I just hit this issue on my Folsom deployment

OS: Ubuntu 12.04
Nova: 2012.2.3-0ubuntu2.1~cloud0
network_manager: VlanManager (Not running multihost)
libvirt_type: kvm

I tried a ping test and was unable to ping the floating IP of an instance from inside of another instance that also had a floating IP.

When I watched the icmp packets move across the network, I noticed that SNAT'ing was not occurring to the ICMP packet when it got to the network node.

To be specific, I was trying to ping from "atlantis" (fixed=10.40.1.10, 10.20.0.7) to "dc" (fixed=10.40.1.4, floating=10.20.4).

When atlantis sends out the packet, it's "FROM: 10.40.1.10 to: 10.20.0.4"

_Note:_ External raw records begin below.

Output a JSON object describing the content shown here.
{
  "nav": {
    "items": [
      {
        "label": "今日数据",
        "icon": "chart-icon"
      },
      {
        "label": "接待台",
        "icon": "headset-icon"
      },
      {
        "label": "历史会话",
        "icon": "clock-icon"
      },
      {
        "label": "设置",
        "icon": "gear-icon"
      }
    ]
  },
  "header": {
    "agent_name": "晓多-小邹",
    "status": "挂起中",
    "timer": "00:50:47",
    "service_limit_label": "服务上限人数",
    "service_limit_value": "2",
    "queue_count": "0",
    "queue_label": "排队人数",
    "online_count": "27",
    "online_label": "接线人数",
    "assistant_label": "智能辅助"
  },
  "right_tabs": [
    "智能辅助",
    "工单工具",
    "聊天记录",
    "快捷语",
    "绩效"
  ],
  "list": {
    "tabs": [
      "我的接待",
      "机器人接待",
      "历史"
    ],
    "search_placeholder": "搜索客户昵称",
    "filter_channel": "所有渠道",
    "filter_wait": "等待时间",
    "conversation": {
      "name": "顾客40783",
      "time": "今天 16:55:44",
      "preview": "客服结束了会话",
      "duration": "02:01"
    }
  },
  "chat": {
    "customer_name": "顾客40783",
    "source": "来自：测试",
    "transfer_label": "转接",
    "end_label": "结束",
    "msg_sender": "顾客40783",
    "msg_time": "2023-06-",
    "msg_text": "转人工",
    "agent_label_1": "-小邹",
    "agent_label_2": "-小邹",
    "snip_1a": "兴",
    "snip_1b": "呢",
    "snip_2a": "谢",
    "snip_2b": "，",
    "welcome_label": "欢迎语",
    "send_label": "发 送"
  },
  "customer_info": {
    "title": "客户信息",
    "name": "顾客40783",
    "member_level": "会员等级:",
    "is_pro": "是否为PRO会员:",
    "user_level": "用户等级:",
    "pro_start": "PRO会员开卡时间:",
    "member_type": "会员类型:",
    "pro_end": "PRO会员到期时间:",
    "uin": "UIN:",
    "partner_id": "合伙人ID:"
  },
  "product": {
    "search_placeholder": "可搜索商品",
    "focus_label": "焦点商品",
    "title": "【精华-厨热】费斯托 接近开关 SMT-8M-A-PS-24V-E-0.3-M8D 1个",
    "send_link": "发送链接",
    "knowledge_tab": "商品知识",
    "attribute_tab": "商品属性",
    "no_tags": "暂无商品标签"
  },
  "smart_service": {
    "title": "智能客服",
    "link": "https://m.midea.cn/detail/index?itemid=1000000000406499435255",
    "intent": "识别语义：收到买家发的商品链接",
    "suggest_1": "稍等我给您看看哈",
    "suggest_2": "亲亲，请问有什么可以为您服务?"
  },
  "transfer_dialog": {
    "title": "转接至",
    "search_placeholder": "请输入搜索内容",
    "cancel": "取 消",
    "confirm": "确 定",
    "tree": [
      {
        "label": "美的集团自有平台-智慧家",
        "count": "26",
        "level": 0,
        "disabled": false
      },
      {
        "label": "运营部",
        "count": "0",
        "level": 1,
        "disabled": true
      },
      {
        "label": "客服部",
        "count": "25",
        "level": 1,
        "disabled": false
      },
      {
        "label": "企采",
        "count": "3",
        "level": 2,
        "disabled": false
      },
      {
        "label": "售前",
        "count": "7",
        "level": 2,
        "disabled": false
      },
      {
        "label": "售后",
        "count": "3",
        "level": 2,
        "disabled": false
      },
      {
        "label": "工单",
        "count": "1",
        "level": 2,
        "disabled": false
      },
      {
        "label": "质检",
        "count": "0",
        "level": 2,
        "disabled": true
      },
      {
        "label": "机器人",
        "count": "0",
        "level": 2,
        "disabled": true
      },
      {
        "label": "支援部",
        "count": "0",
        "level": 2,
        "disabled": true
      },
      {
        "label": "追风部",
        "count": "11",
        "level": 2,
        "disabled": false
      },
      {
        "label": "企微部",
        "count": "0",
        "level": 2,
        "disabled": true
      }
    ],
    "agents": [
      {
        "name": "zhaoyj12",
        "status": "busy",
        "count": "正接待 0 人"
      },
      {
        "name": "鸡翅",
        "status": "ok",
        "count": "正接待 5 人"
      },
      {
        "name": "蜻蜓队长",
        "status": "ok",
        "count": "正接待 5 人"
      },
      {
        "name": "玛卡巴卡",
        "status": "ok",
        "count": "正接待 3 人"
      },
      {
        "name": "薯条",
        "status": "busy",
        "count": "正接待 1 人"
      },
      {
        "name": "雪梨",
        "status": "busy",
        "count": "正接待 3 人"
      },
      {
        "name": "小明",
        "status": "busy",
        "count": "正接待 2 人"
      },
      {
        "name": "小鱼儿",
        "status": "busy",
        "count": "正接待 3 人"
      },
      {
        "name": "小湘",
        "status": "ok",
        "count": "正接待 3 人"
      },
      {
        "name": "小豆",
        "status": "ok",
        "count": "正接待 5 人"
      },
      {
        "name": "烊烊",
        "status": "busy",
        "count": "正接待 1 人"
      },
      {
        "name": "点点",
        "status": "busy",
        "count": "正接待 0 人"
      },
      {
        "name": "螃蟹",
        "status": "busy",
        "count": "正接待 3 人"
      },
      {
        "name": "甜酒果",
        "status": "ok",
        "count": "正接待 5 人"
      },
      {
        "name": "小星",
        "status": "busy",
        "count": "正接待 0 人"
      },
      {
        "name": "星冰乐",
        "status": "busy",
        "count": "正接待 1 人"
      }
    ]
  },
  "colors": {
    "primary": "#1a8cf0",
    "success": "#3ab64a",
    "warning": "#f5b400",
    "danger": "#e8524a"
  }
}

When it hits the iptables NAT rules on the nova-network node, the packet header becomes: "FROM: 10.40.1.10 to 10.40.1.4". It then reaches the "dc" node, which sends the response directly back to "atlantis" since it's on the same subnet. The return packet doesn't even reach atlantis, though. It reaches br150 on the atlantis's host, but doesn't get to the vnet interface. I'm not sure why the packet was being dropped by the compute host.

Also, I noticed the oddest thing: the ICMP packets don't reach "dc" unless I'm doing a tcpdump on br150 of the nova-network node! I've never seen such a thing.